We can observe new ERV’s being produced by ongoing retroviral infections. We can watch it happen.
In that study they put retrovirus in with cells, and then mapped the new insertions they produced. Again, this is an observed mechanism.
indeed. and we also observe the opposite situation when a virus can take a part of the host genome and add it to its own genome:
Yes, a retrovirus inserted into the host genome in such a way that it incorporated a gene from the host genome. How does that put the origin of ERV’s in doubt?
It’s hard for me to cope with the continual lies and dishonesty coming from EN, and done so in the name of the ‘Intelligent Designer.’ That is obviously the not so secret alternative hypothesis. And with ERVs any function isn’t even the main argument for common ancestry, it’s the patterns of ERVs found among species.
It is very telling to me that one ID advocate in the thread appears to not really understand why this beyond a shadow of a doubt demonstrates common ancestry. I would even dare say it’s not really his or any other reader’s fault, but it is the authors who are writing such nonsense.
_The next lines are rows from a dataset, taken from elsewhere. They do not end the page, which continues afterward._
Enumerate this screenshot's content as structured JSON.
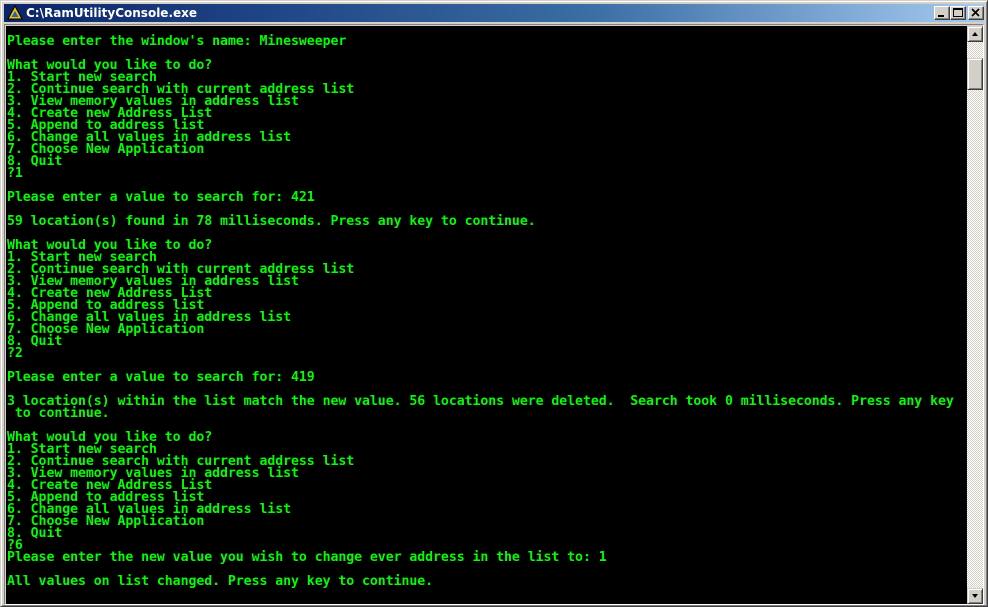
{
  "window": {
    "title": "C:\\RamUtilityConsole.exe",
    "icon": "console-app-icon"
  },
  "titlebar_buttons": {
    "minimize_icon": "minimize-icon",
    "maximize_icon": "maximize-icon",
    "close_icon": "close-icon"
  },
  "colors": {
    "console_background": "#000000",
    "console_text": "#00ff00",
    "titlebar_start": "#0a246a",
    "titlebar_end": "#a6caf0"
  },
  "console": {
    "lines": [
      "Please enter the window's name: Minesweeper",
      "",
      "What would you like to do?",
      "1. Start new search",
      "2. Continue search with current address list",
      "3. View memory values in address list",
      "4. Create new Address List",
      "5. Append to address list",
      "6. Change all values in address list",
      "7. Choose New Application",
      "8. Quit",
      "?1",
      "",
      "Please enter a value to search for: 421",
      "",
      "59 location(s) found in 78 milliseconds. Press any key to continue.",
      "",
      "What would you like to do?",
      "1. Start new search",
      "2. Continue search with current address list",
      "3. View memory values in address list",
      "4. Create new Address List",
      "5. Append to address list",
      "6. Change all values in address list",
      "7. Choose New Application",
      "8. Quit",
      "?2",
      "",
      "Please enter a value to search for: 419",
      "",
      "3 location(s) within the list match the new value. 56 locations were deleted.  Search took 0 milliseconds. Press any key",
      " to continue.",
      "",
      "What would you like to do?",
      "1. Start new search",
      "2. Continue search with current address list",
      "3. View memory values in address list",
      "4. Create new Address List",
      "5. Append to address list",
      "6. Change all values in address list",
      "7. Choose New Application",
      "8. Quit",
      "?6",
      "Please enter the new value you wish to change ever address in the list to: 1",
      "",
      "All values on list changed. Press any key to continue."
    ]
  },
  "scrollbar": {
    "up_icon": "scroll-up-arrow-icon",
    "down_icon": "scroll-down-arrow-icon"
  }
}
Edit: I used to do the same thing as this article with scientific publications. I would literally grab bits and pieces of scientific articles that fit my YEC worldview, ignore the parts that didn’t and then remarkably claim that it all this research supported my YECism.
it shows that a retrovirus can evolve from genome components. thus we can explain shared ervs by design. another possibility for the similarity between ervs and retroviruses is the fact that ervs parts can protect the cell from viral infections:
isnt it interesting?
How does that explain the nesting hierarchical distribution of ERVs in the genomes of different organisms? How does that explain the nesting hierarchical distribution of mutations in the retroviral insertion sequences? How does that explain the various and progressive stages of retroviral insertion sequence decay?
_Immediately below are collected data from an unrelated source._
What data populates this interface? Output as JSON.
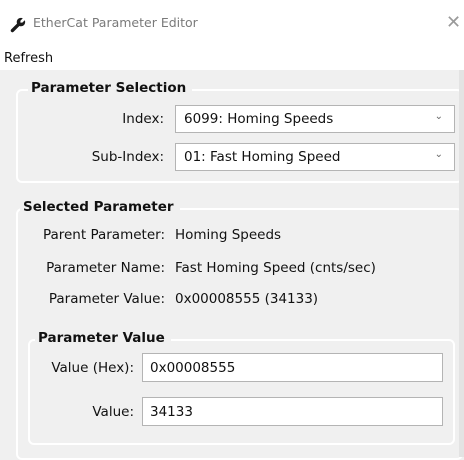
{
  "window": {
    "title": "EtherCat Parameter Editor",
    "title_icon": "wrench-icon",
    "close_icon": "close-icon"
  },
  "menu": {
    "refresh": "Refresh"
  },
  "selection": {
    "legend": "Parameter Selection",
    "index_label": "Index:",
    "index_value": "6099: Homing Speeds",
    "subindex_label": "Sub-Index:",
    "subindex_value": "01: Fast Homing Speed"
  },
  "selected": {
    "legend": "Selected Parameter",
    "parent_label": "Parent Parameter:",
    "parent_value": "Homing Speeds",
    "name_label": "Parameter Name:",
    "name_value": "Fast Homing Speed (cnts/sec)",
    "value_label": "Parameter Value:",
    "value_value": "0x00008555 (34133)"
  },
  "param_value": {
    "legend": "Parameter Value",
    "hex_label": "Value (Hex):",
    "hex_value": "0x00008555",
    "dec_label": "Value:",
    "dec_value": "34133"
  },
  "colors": {
    "background": "#f0f0f0",
    "group_border": "#ffffff",
    "title_text": "#7a7a7a"
  }
}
How parsimonious is your hypothesis here, in light of how frequently ERV sequences in genomes evolve to be come active viruses again, compared to how frequently viruses insert in the germlines of different species?
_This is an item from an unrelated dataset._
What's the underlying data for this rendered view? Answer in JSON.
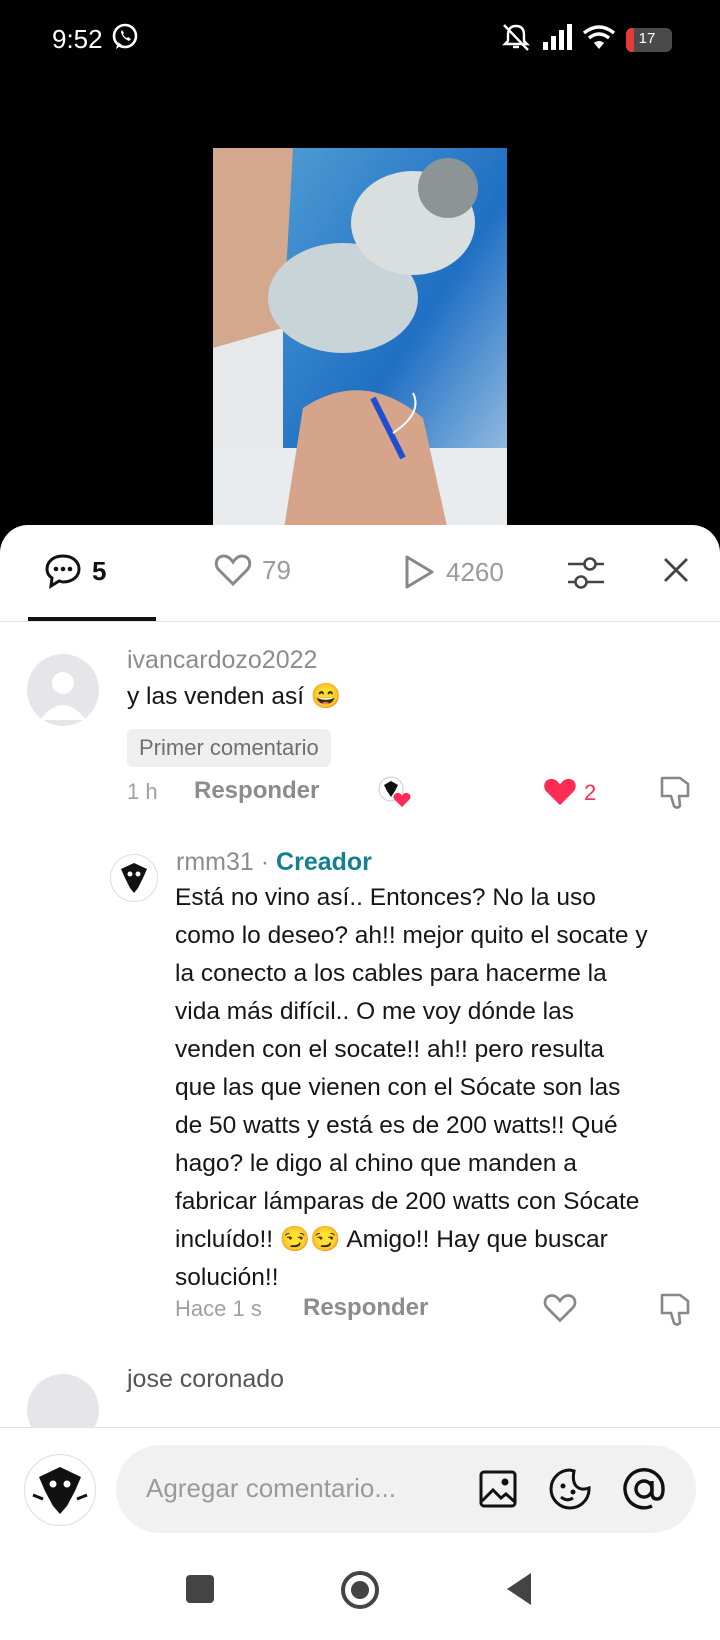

That straight up makes no logical sense. There is no reason, a priori, why the genes encoding a defense mechanism against viral infections, should exhibit any degree of sequence similarity to the genome of the virus above that of mere chance.
This is an example of how a little knowledge can be a dangerously deceptive thing. You know a bit, but you don’t know enough to know how little you know, and the little you know is such a tiny fragment it is misleading you. To pick just one example, you don’t seem to appreciate how many levels of data that corroborate ERV sequences being bona fide virus insertion remnant having been inherited through common descent. Your rationalizations here simply don’t work. They may sound superficially like they could explain the pattern, but any closer inspection shows that not to be the case.